When I was younger I was downright jealous of her, and I masked it with disdain. But I was the one who was scared to sing. I was the one who was scared to be in community. I was the failure, and I knew I had no right to criticise her, so the disdain ate at me, and wouldn’t let me forget it.

As I grew older and wiser, I let myself admit that I even enjoyed Paramore a bit. But they remained a ‘guilty’ pleasure. I didn’t want anyone to know I listened to them, and any time I did, which wasn’t often, I felt oddly on display. Who can hear this and what must they think!? As if anyone would think anything at all.

Her solo material was what let me reconcile my complicated feelings about her. We have some important similarities. We’ve had some importantly similar experiences in our lives. We have similar faultlines. We’ve learned similar lessons. But through that and despite it, she was able to continue becoming the success that she is and deserves to be. And I…well I never even seemed to begin. I had been holding that against myself, and she, most than most, reminded me.

What were the differences between us that led to our divergent paths through life, even as we traversed similar terrain? How was she able to build and maintain a fulfilling career, while every avenue I even thought of pursuing collapsed around me in short order? Why could she sing and I couldn’t? Why could she integrate and I couldn’t? We were both in pain, so my pain wasn’t the reason. How could she do it, and do it so well, and I couldn’t do it at all?

Well, there are very good explanations, of course. But that’s another tale.

Someone

Sometimes I try to work out if I could still be someone. Do I still have time to become Neil Gaiman? Or have I already fucked it? I definitely can’t be Elon or Sufjan or Jason or Guy. But there are a few options left on the table.

Why are all the people I want to be men? We’ve grappled with this before, Yve, and now is not the time to get into it.

Good enough

There is this concept of the good enough parent. The idea is that you don’t need to be perfect, exceptional or outstanding to raise relatively healthy children, you just need to be good enough. It’s intended to present a more reasonable, realistic and forgiving standard than some alternative paradigms, particularly in regard to expectations of motherhood. It’s also backed up with fairly solid evidence, which should make it more reassuring. Fairly solid evidence is about the best you can hope for in psychology, the majority of the time.

But the Good Enough Parent raises in me a fear. What if, despite my efforts to be outstanding, I’m not even, in fact, good enough? What if, after all the toiling, careful consideration and eager sacrifice, it turns out that my parenting is not even sufficiently mediocre? What if I’m trying this hard and failing to meet even the lowest recommended standard?
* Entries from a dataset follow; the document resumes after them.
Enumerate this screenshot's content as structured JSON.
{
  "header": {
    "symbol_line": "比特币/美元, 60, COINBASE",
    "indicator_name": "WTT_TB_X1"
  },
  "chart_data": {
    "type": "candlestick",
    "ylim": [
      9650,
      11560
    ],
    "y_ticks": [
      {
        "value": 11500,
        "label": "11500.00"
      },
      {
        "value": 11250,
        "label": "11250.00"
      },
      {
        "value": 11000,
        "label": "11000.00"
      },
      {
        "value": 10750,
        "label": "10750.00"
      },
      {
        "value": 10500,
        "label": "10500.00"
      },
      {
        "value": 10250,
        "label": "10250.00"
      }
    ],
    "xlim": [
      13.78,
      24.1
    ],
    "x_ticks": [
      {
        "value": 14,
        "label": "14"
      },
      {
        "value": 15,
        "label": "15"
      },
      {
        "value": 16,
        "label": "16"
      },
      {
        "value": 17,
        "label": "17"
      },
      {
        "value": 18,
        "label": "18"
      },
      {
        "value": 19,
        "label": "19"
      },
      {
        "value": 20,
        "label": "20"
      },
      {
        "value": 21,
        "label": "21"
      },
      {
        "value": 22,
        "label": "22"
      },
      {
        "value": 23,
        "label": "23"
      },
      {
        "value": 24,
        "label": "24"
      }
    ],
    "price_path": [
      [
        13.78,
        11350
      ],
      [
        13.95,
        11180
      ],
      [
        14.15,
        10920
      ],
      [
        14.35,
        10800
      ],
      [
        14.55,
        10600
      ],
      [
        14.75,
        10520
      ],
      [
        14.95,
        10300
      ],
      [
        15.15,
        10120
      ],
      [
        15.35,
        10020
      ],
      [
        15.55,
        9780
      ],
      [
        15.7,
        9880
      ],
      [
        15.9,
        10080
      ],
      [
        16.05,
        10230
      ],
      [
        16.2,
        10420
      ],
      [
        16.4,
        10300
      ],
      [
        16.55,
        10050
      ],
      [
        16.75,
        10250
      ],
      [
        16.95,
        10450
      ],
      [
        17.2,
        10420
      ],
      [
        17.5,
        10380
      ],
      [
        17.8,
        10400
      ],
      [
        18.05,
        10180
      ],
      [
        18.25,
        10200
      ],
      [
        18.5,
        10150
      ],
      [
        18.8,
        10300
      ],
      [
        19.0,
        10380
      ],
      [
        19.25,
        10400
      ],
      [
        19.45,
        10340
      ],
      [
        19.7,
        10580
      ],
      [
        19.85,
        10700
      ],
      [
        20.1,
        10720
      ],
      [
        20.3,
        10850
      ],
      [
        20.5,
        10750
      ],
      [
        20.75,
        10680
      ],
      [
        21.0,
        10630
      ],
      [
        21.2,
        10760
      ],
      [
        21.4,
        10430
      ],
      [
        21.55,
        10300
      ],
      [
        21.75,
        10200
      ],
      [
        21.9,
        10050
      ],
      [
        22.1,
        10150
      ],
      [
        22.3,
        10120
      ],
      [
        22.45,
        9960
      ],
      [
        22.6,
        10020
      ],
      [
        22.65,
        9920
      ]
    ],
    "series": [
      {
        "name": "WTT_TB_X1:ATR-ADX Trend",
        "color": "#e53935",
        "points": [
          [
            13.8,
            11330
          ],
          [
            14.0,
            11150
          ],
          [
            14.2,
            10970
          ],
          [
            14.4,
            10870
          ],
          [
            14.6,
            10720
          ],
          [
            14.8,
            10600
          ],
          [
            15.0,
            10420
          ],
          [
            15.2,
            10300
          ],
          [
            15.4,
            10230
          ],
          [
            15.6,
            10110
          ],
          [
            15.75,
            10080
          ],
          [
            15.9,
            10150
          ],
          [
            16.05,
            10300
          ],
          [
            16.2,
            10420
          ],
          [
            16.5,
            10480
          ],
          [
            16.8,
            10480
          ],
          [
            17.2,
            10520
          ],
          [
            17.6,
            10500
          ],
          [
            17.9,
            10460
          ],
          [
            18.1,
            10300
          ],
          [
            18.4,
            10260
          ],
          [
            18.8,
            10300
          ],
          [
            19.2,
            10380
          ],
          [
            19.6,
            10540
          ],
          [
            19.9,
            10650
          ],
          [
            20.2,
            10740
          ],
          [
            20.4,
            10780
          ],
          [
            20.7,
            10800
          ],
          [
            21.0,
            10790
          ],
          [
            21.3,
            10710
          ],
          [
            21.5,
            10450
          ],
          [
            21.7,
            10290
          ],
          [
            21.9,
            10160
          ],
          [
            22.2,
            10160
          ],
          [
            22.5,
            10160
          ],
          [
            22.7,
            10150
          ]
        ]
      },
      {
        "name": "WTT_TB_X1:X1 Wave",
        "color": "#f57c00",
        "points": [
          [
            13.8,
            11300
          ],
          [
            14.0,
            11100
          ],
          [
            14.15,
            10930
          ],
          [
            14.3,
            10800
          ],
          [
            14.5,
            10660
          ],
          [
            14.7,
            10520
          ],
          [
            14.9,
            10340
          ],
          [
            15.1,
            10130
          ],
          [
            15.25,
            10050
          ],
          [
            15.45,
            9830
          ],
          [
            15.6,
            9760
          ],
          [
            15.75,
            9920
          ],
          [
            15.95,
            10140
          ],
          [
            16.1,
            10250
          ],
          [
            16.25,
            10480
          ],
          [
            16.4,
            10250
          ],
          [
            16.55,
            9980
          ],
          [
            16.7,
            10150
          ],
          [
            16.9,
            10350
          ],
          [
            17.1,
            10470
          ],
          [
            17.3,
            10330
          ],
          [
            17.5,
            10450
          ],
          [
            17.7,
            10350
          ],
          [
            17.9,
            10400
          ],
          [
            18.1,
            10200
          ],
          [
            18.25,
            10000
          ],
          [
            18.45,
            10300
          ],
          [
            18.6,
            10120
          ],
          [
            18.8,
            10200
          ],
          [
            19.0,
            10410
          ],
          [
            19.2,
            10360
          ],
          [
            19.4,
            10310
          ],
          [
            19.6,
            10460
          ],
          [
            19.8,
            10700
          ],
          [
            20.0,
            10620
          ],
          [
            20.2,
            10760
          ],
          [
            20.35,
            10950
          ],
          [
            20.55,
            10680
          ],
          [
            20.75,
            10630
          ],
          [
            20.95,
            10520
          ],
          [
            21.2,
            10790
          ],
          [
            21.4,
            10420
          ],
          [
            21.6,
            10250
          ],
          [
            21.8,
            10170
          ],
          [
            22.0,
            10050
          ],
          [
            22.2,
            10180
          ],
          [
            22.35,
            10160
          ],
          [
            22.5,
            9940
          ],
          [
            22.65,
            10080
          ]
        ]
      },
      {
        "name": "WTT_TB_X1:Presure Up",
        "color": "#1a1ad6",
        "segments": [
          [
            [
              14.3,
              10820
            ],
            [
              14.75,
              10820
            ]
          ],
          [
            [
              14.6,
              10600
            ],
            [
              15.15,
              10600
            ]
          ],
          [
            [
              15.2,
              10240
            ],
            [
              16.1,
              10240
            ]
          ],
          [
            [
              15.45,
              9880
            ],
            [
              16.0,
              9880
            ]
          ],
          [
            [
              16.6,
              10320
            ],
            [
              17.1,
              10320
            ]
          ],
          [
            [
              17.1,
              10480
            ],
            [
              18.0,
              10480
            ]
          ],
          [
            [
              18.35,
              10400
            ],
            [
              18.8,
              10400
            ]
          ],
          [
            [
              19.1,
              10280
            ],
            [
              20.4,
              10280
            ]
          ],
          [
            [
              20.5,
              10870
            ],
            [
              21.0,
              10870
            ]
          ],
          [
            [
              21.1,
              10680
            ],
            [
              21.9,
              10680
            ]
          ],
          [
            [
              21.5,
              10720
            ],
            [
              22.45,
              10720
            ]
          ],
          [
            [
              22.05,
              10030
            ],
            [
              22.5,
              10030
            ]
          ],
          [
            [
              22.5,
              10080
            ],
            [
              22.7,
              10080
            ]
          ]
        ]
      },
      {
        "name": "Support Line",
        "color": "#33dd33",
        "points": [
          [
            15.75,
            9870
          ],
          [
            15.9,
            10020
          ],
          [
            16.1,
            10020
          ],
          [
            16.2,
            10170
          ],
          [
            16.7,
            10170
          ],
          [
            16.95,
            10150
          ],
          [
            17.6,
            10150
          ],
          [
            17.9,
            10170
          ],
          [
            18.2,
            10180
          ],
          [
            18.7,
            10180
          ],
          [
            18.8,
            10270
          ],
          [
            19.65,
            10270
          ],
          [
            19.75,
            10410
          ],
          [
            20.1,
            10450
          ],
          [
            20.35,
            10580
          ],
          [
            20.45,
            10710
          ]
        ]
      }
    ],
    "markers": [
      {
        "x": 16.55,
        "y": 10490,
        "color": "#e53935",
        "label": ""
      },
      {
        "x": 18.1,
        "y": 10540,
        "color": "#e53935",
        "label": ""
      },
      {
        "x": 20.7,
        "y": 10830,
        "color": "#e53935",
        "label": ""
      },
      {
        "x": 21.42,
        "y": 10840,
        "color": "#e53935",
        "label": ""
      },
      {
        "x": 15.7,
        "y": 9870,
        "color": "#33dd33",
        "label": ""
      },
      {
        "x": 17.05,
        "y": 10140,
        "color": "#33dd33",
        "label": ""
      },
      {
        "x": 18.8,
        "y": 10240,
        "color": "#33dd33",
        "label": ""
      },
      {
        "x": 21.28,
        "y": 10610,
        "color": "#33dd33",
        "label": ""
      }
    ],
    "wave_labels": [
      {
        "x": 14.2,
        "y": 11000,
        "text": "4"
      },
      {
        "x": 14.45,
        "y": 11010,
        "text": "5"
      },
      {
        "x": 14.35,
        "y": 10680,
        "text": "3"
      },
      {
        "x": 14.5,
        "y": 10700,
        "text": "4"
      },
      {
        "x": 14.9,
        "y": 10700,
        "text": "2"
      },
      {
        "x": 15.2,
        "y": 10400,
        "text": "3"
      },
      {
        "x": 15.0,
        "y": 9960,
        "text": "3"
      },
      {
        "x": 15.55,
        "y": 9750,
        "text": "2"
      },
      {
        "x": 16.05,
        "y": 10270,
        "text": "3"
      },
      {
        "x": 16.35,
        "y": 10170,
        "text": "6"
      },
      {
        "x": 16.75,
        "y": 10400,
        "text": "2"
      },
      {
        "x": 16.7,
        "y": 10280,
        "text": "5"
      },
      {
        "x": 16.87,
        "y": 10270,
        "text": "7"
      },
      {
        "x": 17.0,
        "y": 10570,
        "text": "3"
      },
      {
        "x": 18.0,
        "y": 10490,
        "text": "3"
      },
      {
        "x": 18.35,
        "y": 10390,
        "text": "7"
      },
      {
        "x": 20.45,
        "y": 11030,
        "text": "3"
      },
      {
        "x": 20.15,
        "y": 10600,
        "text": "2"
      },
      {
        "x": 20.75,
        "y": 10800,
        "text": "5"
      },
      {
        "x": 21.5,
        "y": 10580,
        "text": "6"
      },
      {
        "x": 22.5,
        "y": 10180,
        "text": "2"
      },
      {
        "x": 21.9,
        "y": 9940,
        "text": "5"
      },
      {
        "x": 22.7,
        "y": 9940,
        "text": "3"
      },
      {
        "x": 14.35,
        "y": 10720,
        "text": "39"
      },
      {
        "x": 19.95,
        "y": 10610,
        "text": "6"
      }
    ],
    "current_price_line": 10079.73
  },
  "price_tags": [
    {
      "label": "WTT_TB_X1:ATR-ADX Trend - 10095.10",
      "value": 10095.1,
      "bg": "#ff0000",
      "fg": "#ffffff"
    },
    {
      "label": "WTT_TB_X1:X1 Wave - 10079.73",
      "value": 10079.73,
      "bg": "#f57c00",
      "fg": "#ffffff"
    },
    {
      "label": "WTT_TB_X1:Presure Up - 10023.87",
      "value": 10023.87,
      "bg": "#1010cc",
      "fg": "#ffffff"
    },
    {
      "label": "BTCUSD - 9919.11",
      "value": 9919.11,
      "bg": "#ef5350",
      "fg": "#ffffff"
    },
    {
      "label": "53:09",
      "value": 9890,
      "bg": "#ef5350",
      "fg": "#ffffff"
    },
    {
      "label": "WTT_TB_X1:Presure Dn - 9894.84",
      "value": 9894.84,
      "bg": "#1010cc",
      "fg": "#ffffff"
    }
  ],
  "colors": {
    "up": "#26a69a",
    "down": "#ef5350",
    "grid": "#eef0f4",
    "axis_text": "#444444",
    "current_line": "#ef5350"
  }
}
Can you tell I’m used to being an overachiever? Can you tell that that overachievement has historically been fuelled by a deep-seated insecurity in my own worth?

It would be far easier for me to face trying to do a very difficult thing. I’d even have quite a bit of confidence. But I have, in contrast, very little faith in myself when it comes to succeeding at a merely reasonable thing. I expect myself to get distracted by some exciting difficulty, and completely miss the easy win. I know I don’t work the way I’m supposed to. Exceptional goes both ways.

My saving grace may be that one time, years ago now, I heard Richard Branson, of all people, advise that you must cover your downside. And I hated that idea so fucking much that the wiser part of me latched onto it and wouldn’t let me forget it. And now it’s always a factor: Remember to cover your downside. It’s always a question: Have you covered your downside? It certainly hasn’t made me rich yet, but it has probably informed my parenting.

So, maybe I have covered my downside as a parent. Maybe I’ve buffered my son from extremities. Maybe it’s possible to both lean into the exception and still follow the rule.

Unfortunately for me, there is no objective answer to these sorts of queries. The what ifs will never cease. Such is life.